Government response to Augar recommendations
The government has now given its response to the Augar recommendations in the form of two consultations. One, which has been widely covered, affects the financial terms of students loans. This has distributional consequences for students, as analysis by the Institute of Fiscal Studies shows, and reduces the budget deficit in the short-term.
The second consultation potentially has more direct implications for university social sciences. It covers issues such as potential student number caps for particular subjects (in addition to the Office for Students proposals to use employment metrics of courses at individual HEIs in its regulation of HEIs), minimum entry requirements, changes to Foundation Years funding and provision, as well as a discussion of vocational education.
It is unclear whether the announcement of an additional £900m for strategic priorities and teaching infrastructure will include social science infrastructure, such as data labs and support for survey infrastructure. AcSS Fellows should ensure their universities consider the implications for the social sciences in their responses. AcSS will of course be responding.
Government White Paper on Levelling up
The White Paper on Levelling Up sets out 12 ‘missions’, with some metrics, which will serve as government aspirations. A general view is that the ‘missions’ look sensible and the contextual discussion is interesting. The White Paper uses much social science evidence and provides opportunities for universities to use social science in their levelling up work. Much will depend on how much real political devolution happens to encourage local policy-makers and businesses to work with local universities. So there are opportunities to welcome in the White Paper, and issues – especially of implementation – to question.

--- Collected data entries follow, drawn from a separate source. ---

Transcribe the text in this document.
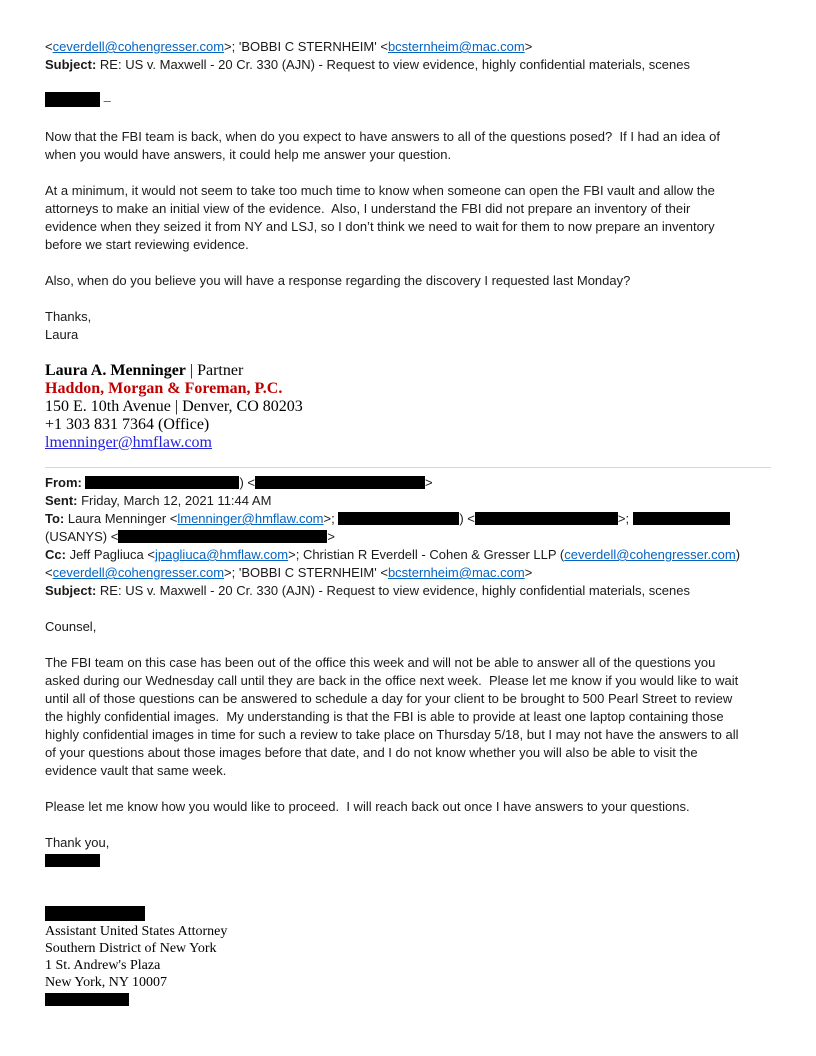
<ceverdell@cohengresser.com>; 'BOBBI C STERNHEIM' <bcsternheim@mac.com>
Subject: RE: US v. Maxwell - 20 Cr. 330 (AJN) - Request to view evidence, highly confidential materials, scenes
–
Now that the FBI team is back, when do you expect to have answers to all of the questions posed?  If I had an idea of
when you would have answers, it could help me answer your question.
At a minimum, it would not seem to take too much time to know when someone can open the FBI vault and allow the
attorneys to make an initial view of the evidence.  Also, I understand the FBI did not prepare an inventory of their
evidence when they seized it from NY and LSJ, so I don’t think we need to wait for them to now prepare an inventory
before we start reviewing evidence.
Also, when do you believe you will have a response regarding the discovery I requested last Monday?
Thanks,
Laura
Laura A. Menninger | Partner
Haddon, Morgan & Foreman, P.C.
150 E. 10th Avenue | Denver, CO 80203
+1 303 831 7364 (Office)
lmenninger@hmflaw.com
From:	) <	>
Sent: Friday, March 12, 2021 11:44 AM
To: Laura Menninger <lmenninger@hmflaw.com>;	) <	>;
(USANYS) <	>
Cc: Jeff Pagliuca <jpagliuca@hmflaw.com>; Christian R Everdell - Cohen & Gresser LLP (ceverdell@cohengresser.com)
<ceverdell@cohengresser.com>; 'BOBBI C STERNHEIM' <bcsternheim@mac.com>
Subject: RE: US v. Maxwell - 20 Cr. 330 (AJN) - Request to view evidence, highly confidential materials, scenes
Counsel,
The FBI team on this case has been out of the office this week and will not be able to answer all of the questions you
asked during our Wednesday call until they are back in the office next week.  Please let me know if you would like to wait
until all of those questions can be answered to schedule a day for your client to be brought to 500 Pearl Street to review
the highly confidential images.  My understanding is that the FBI is able to provide at least one laptop containing those
highly confidential images in time for such a review to take place on Thursday 5/18, but I may not have the answers to all
of your questions about those images before that date, and I do not know whether you will also be able to visit the
evidence vault that same week.
Please let me know how you would like to proceed.  I will reach back out once I have answers to your questions.
Thank you,
Assistant United States Attorney
Southern District of New York
1 St. Andrew's Plaza
New York, NY 10007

Office for Students (OfS) proposals
The Office for Students (OfS) has issued its policy proposals for addressing quality and value for university courses and given various talks about what they would mean. Our response will focus on the employment outcome measures and what they may mean for different subjects in different areas of the country. Social science leaders in universities in England and Wales should be looking at the potential impact of these measures closely. The employment metrics will also interact with the government’s announcement on student funding rules.
Other policy developments
Research Professional reports that the Department for Business, Energy and Industrial Strategy (BEIS) has now announced that no further grants will be made under the Global Challenges Research Fund, the Newton Fund or the Fund for International Collaboration, worth £2 billion to date. Existing projects will continue to be funded but no new grants will be offered. Instead, BEIS says that a new model of international science collaboration will be developed that will combine Official Development Assistance funds with non-ODA funding. There is likely to be a hiatus in funding international collaborations or global development projects.